When you logged off a few minutes ago, I was startled to be staring at myself again. These ten minutes passed more quickly than I’d imagined ten minutes last. But measuring time is never my forte.

Thank you for these moments of stillness. They felt less lonely, and more focused, than the stretches of minutes (hours/days) in which I’ve accidentally done nothing. The pandemic has really messed up my already-shaky handle on time.

Before our encounter, I was scouring the internet for kf94s, so that my partner will be safe when he returns to the classroom next week, and wondering what “safe” means in this context. I was also rewriting sentences, in my head, for the manuscript that I’m woefully behind in revising; thinking about whether to move halfway across the country next week, as I’ve planned, or if the rise of delta means I should delay that; and periodically trying to work out where I went wrong in today’s crossword puzzle.
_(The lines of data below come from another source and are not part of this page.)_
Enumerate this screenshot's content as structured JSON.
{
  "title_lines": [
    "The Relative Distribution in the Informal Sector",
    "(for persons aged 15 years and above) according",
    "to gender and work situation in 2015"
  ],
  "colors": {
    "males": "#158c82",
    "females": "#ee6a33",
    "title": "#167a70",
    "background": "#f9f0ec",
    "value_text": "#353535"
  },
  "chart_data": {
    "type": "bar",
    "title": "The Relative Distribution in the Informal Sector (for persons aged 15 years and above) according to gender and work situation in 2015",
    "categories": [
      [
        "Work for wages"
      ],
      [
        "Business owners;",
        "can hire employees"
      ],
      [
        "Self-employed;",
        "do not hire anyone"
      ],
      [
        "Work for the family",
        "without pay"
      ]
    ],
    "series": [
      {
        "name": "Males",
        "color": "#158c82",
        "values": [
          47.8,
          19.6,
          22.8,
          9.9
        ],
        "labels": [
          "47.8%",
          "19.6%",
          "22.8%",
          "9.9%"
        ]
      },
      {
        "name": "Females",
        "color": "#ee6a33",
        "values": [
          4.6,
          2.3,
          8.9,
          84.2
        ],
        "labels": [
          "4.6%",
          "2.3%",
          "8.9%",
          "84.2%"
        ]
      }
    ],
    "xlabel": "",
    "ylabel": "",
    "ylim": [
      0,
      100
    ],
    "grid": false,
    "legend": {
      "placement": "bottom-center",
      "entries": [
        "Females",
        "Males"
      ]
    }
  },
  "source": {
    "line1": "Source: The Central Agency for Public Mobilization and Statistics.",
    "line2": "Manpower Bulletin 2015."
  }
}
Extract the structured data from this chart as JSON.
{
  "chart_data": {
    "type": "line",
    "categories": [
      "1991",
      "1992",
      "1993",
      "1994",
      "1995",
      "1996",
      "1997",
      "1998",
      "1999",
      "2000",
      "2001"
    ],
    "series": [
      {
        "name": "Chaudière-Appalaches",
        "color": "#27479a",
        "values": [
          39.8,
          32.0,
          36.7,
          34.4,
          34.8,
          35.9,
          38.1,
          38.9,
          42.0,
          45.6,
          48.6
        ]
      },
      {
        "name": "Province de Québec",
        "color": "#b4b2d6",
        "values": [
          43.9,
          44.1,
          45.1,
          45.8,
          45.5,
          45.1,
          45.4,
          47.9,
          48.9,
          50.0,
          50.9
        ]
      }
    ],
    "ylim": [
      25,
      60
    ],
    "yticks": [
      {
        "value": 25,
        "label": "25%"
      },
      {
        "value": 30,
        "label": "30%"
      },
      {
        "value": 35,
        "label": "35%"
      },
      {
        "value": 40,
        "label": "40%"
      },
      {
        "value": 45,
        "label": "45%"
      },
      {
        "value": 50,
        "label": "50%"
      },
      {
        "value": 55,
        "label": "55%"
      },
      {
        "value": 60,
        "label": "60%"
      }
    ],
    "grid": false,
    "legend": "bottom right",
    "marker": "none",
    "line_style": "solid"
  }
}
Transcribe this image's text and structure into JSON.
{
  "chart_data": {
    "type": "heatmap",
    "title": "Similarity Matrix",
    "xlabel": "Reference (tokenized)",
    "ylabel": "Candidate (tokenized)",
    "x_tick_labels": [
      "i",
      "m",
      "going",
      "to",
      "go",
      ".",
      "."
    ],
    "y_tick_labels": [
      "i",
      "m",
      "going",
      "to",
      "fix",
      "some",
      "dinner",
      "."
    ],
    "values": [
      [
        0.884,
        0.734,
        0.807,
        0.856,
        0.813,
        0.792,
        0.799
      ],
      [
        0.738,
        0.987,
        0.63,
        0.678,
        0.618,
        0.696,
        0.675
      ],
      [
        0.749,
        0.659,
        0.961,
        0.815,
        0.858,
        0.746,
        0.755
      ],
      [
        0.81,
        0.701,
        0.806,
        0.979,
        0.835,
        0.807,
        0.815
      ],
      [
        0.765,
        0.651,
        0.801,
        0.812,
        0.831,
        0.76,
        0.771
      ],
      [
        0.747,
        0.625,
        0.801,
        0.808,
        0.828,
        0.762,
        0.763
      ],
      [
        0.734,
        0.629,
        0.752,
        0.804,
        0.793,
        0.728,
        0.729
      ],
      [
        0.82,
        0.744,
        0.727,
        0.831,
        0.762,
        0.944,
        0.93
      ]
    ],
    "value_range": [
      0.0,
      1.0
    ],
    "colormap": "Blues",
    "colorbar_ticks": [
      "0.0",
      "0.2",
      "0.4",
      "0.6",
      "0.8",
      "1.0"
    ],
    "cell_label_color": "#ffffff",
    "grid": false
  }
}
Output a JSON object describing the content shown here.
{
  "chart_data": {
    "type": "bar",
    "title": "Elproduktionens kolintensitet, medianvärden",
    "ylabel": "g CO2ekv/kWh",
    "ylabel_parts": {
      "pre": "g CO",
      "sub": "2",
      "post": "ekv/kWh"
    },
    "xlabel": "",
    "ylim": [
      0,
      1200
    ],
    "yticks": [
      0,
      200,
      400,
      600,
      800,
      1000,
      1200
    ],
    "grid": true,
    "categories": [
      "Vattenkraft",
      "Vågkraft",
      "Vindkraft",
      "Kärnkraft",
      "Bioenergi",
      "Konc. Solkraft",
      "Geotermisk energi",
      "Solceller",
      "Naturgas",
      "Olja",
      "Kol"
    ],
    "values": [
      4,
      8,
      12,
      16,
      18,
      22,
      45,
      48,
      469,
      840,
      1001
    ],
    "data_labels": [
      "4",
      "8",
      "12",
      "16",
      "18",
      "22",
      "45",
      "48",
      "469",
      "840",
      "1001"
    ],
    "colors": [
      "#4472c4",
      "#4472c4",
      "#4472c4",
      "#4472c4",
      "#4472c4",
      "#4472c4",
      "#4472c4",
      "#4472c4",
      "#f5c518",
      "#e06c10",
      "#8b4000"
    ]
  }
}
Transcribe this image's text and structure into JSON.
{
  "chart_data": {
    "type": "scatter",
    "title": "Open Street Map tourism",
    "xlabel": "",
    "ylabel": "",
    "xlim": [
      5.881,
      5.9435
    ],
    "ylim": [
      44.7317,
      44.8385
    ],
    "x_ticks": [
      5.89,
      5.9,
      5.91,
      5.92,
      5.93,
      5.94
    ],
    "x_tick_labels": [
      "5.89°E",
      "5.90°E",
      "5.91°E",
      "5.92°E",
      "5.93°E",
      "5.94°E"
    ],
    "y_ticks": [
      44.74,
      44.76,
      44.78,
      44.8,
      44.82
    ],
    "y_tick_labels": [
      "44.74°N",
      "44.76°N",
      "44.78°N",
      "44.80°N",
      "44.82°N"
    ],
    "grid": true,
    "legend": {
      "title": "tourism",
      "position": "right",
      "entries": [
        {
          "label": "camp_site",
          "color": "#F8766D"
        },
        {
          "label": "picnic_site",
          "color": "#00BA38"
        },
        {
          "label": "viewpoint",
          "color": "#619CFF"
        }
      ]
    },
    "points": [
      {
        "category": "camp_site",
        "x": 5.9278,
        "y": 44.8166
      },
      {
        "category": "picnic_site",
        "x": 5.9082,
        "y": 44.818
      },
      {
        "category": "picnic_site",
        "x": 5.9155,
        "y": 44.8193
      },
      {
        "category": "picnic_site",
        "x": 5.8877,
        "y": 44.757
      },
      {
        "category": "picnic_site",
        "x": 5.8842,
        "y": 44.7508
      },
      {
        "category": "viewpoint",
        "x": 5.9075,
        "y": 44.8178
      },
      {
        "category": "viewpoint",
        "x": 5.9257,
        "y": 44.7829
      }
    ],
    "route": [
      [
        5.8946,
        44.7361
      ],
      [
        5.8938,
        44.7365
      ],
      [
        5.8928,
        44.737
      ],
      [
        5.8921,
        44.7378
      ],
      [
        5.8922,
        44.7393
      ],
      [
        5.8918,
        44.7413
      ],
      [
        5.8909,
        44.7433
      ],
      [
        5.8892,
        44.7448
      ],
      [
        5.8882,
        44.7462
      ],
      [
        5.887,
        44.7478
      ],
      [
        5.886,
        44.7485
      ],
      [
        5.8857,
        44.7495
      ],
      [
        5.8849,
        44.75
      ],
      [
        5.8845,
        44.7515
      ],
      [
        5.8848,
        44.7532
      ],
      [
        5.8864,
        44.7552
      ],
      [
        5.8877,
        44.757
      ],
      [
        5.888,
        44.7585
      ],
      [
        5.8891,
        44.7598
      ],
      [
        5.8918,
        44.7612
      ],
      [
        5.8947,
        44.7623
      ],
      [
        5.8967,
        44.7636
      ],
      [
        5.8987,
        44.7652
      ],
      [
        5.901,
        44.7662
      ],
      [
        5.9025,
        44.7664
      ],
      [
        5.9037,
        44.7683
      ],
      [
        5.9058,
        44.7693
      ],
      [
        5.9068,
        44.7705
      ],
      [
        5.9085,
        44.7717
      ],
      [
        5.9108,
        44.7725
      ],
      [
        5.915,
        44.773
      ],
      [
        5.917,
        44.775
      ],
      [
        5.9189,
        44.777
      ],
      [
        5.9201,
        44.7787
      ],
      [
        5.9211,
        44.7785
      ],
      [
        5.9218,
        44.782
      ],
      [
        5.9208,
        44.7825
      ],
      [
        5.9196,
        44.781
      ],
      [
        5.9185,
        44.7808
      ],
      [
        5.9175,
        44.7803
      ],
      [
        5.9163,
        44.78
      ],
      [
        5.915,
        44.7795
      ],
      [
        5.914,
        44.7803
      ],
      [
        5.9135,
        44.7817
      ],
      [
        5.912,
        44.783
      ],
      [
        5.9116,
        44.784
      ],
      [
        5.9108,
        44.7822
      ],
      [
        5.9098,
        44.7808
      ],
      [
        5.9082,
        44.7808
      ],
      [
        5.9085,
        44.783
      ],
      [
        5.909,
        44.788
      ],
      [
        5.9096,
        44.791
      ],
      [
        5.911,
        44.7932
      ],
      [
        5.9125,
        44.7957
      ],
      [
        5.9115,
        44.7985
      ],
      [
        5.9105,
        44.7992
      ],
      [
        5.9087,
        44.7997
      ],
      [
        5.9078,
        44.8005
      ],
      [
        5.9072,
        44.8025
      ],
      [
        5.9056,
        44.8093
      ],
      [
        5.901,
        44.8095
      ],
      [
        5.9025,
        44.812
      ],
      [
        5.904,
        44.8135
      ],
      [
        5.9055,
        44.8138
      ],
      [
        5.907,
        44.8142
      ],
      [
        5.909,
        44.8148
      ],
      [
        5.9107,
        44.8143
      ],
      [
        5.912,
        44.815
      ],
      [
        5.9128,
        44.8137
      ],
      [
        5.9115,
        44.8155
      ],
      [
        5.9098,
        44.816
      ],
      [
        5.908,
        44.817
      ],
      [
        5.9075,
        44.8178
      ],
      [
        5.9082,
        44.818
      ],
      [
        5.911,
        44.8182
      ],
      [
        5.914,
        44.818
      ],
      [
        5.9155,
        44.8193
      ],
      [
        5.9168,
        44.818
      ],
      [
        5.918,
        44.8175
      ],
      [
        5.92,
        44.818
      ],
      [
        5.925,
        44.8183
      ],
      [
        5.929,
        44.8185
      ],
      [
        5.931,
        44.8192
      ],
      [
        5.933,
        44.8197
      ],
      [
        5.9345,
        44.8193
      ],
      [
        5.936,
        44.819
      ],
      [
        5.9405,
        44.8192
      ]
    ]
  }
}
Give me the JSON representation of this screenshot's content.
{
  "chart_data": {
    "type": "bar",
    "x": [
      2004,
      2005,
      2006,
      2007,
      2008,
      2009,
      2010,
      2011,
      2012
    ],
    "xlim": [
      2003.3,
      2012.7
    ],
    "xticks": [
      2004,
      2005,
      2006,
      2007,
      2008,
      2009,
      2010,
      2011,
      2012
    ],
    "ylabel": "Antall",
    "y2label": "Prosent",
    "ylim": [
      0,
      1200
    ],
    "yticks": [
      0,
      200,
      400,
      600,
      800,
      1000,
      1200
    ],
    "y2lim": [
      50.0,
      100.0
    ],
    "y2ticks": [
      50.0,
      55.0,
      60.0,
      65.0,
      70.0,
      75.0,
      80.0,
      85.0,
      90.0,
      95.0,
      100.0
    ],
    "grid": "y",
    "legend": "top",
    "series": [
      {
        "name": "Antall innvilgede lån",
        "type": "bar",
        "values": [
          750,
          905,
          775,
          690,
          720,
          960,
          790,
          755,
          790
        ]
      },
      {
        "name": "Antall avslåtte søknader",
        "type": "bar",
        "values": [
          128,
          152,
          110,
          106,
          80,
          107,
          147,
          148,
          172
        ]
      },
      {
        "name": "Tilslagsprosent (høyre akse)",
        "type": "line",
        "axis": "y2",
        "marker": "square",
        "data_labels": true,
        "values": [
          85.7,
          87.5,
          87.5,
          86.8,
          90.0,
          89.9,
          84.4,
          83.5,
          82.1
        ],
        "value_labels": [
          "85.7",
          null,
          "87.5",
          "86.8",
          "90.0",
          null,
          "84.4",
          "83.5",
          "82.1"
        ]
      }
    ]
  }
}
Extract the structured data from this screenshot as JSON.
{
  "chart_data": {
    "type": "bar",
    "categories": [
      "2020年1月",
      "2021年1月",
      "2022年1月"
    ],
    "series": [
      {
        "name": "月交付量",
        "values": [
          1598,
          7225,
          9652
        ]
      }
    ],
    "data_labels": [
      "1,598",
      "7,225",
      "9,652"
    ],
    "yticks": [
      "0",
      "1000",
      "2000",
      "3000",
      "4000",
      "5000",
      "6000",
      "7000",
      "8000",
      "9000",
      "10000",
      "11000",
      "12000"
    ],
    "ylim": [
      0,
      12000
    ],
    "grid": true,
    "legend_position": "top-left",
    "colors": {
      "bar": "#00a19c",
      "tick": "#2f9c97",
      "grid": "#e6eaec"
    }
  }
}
And then I clicked into our encounter, with you looking into the camera, and I began to feel — calm, quiet, still. (No, that’s not quite right, because at first I was surprised to see that I had connected via my external camera, which I then had to resituate, and it made me flustered, and I briefly enlarged my own video feed at least three times to make sure it was in place. But then I stopped doing that.) I spent most of the encounter just sitting, listening to my dog snoring softly on the couch behind me, and looking at you, live in full screen on my laptop. Did I remember to look into the camera at all? I’m not sure I did. If not: apologies.

But you looked into the camera. I’m thinking now about how you looked — attentively but not expressively. That is, without doing what a director I used to work with would have called indicating, an exaggerated comportment meant to telegraph one’s internal state. I tend to do it a lot when I video conference, especially when teaching, in an effort to push past the mediated distances of the remote classroom, to build up the zoom room’s energy. Sometimes this works and sometimes it doesn’t, but an irony is that afterwards, like so many of us, I feel totally depleted. By contrast, just being with you, however mediated, has left me feeling restored.